Schmidt Antje, Wiesner Burkhard, Schülein Ralf, Teichmann Anke
Leibniz-Institut für Molekulare Pharmakologie, Robert-Rössle-Straße 10, 13125, Berlin, Germany.
Methods Mol Biol. 2014;1174:139-56. doi: 10.1007/978-1-4939-0944-5_9.

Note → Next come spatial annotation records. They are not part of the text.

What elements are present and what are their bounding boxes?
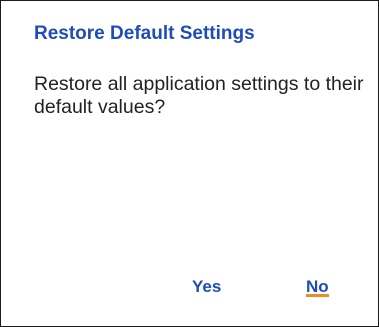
focus-underline: [306, 294, 329, 297]
yes-button[interactable]: Yes: [188, 275, 225, 299]
yes-button-label: Yes: [192, 277, 222, 296]
restore-defaults-dialog: Restore Default Settings Restore all app…: [0, 0, 379, 327]
no-button[interactable]: No: [302, 275, 333, 299]
dialog-actions: Yes No: [1, 275, 378, 307]
dialog-message: Restore all application settings to thei…: [34, 73, 364, 118]
dialog-title: Restore Default Settings: [34, 23, 255, 44]
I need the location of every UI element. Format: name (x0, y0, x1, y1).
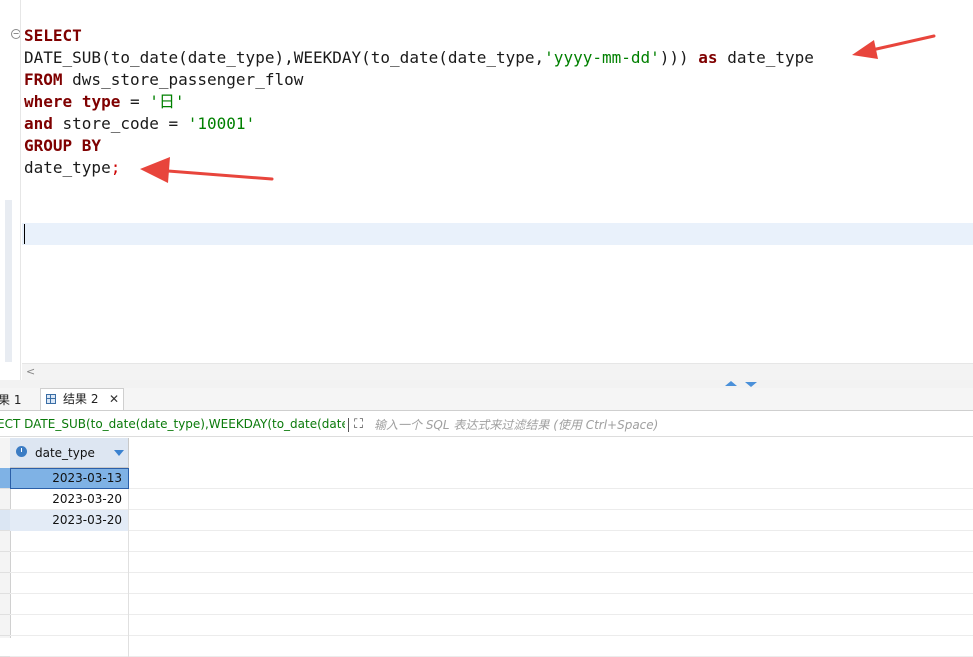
code-token: type (81, 92, 121, 111)
code-token: FROM (24, 70, 63, 89)
column-header-label: date_type (35, 446, 95, 460)
row-number-cell[interactable] (0, 489, 10, 510)
code-line[interactable]: and store_code = '10001' (24, 113, 814, 135)
clock-icon (16, 446, 27, 457)
grid-icon (46, 394, 56, 404)
table-row[interactable] (0, 573, 973, 594)
table-row[interactable] (0, 615, 973, 636)
code-line[interactable]: where type = '日' (24, 91, 814, 113)
query-filter-bar: ECT DATE_SUB(to_date(date_type),WEEKDAY(… (0, 414, 973, 437)
tab-result-1[interactable]: 果 1 (0, 390, 27, 410)
scroll-left-icon[interactable]: < (26, 365, 35, 378)
code-line[interactable]: date_type; (24, 157, 814, 179)
row-number-cell[interactable] (0, 636, 10, 657)
table-cell[interactable] (10, 552, 129, 573)
results-tab-bar: 果 1 结果 2 ✕ (0, 388, 973, 411)
expand-icon[interactable]: ⛶ (354, 418, 368, 432)
row-number-cell[interactable] (0, 594, 10, 615)
table-row[interactable]: 2023-03-20 (0, 510, 973, 531)
code-token: 'yyyy-mm-dd' (544, 48, 660, 67)
code-token: as (698, 48, 718, 67)
code-token: where (24, 92, 73, 111)
row-number-cell[interactable] (0, 615, 10, 636)
code-token: SELECT (24, 26, 82, 45)
table-cell[interactable]: 2023-03-20 (10, 510, 129, 531)
query-divider (348, 418, 349, 432)
executed-query-text: ECT DATE_SUB(to_date(date_type),WEEKDAY(… (0, 417, 345, 431)
column-header-date-type[interactable]: date_type (10, 438, 129, 468)
code-token: date_type (717, 48, 814, 67)
code-token: date_type (24, 158, 111, 177)
code-token: store_code = (52, 114, 188, 133)
results-grid: date_type 2023-03-13 2023-03-20 2023-03-20 (0, 438, 973, 657)
table-row[interactable]: 2023-03-20 (0, 489, 973, 510)
row-number-cell[interactable] (0, 531, 10, 552)
code-token: and (24, 114, 53, 133)
code-line[interactable]: DATE_SUB(to_date(date_type),WEEKDAY(to_d… (24, 47, 814, 69)
table-row[interactable] (0, 636, 973, 657)
table-cell[interactable] (10, 594, 129, 615)
horizontal-scrollbar[interactable]: < (22, 363, 973, 381)
text-caret (24, 224, 25, 244)
code-token: = (120, 92, 150, 111)
code-token: ; (110, 158, 121, 177)
table-cell[interactable] (10, 636, 129, 657)
table-cell[interactable] (10, 531, 129, 552)
maximize-editor-icon[interactable] (725, 381, 737, 386)
row-number-cell[interactable] (0, 468, 10, 489)
code-line[interactable]: GROUP BY (24, 135, 814, 157)
row-number-cell[interactable] (0, 510, 10, 531)
gutter-marker (5, 200, 12, 362)
code-token: '10001' (187, 114, 256, 133)
code-token: DATE_SUB(to_date(date_type),WEEKDAY(to_d… (24, 48, 545, 67)
code-line[interactable]: FROM dws_store_passenger_flow (24, 69, 814, 91)
maximize-results-icon[interactable] (745, 382, 757, 387)
tab-result-2-label: 结果 2 (63, 392, 99, 406)
code-token: dws_store_passenger_flow (62, 70, 304, 89)
table-row[interactable]: 2023-03-13 (0, 468, 973, 489)
table-cell[interactable]: 2023-03-20 (10, 489, 129, 510)
code-line[interactable]: SELECT (24, 25, 814, 47)
row-number-cell[interactable] (0, 573, 10, 594)
table-cell[interactable] (10, 573, 129, 594)
close-icon[interactable]: ✕ (109, 389, 119, 409)
row-number-cell[interactable] (0, 552, 10, 573)
table-cell[interactable] (10, 615, 129, 636)
code-token: '日' (149, 92, 185, 111)
tab-result-2[interactable]: 结果 2 ✕ (40, 388, 124, 410)
code-token: ))) (659, 48, 699, 67)
table-row[interactable] (0, 552, 973, 573)
table-cell[interactable]: 2023-03-13 (10, 468, 129, 489)
sql-editor[interactable]: − SELECT DATE_SUB(to_date(date_type),WEEK… (0, 0, 973, 381)
filter-input[interactable] (374, 416, 874, 434)
table-row[interactable] (0, 594, 973, 615)
editor-gutter: − (0, 0, 21, 380)
code-token: GROUP BY (24, 136, 102, 155)
gutter-divider (20, 0, 21, 380)
sort-dropdown-icon[interactable] (114, 450, 124, 456)
table-row[interactable] (0, 531, 973, 552)
current-line-highlight (22, 223, 973, 245)
panel-splitter[interactable] (0, 380, 973, 388)
code-area[interactable]: SELECT DATE_SUB(to_date(date_type),WEEKDA… (24, 25, 814, 179)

The fusion of fluorescent proteins to G protein-coupled receptors (GPCRs) is an important tool to study, e.g., trafficking and protein interactions of these important drug targets. In the past, the green fluorescent protein and its derivatives have been widely used as fluorescent tags. More recently, it was reported that photoconvertible fluorescent proteins (PCFPs) such as Kaede or Kikume green-red protein could also be used as fluorescent tags for GPCRs. These proteins have the obvious advantage that their fluorescence can be switched once the GPCR of interest has reached a specific subcellular compartment. Here, we summarize the recent progress for live cell imaging of GPCRs using these PCFPs for trafficking, biosynthesis, and protein/protein interaction studies.
将荧光蛋白与G蛋白偶联受体(GPCRs)融合是研究这些重要药物靶点的运输和蛋白质相互作用等的重要工具。过去,绿色荧光蛋白及其衍生物被广泛用作荧光标签。最近,有报道称可光转换荧光蛋白(PCFPs),如Kaede或Kikume绿-红蛋白,也可作为GPCRs的荧光标签。这些蛋白具有明显的优势,即一旦感兴趣的GPCR到达特定的亚细胞区室,其荧光就可以被切换。在此,我们总结了使用这些PCFPs进行GPCRs活细胞成像以用于运输、生物合成和蛋白质/蛋白质相互作用研究的最新进展。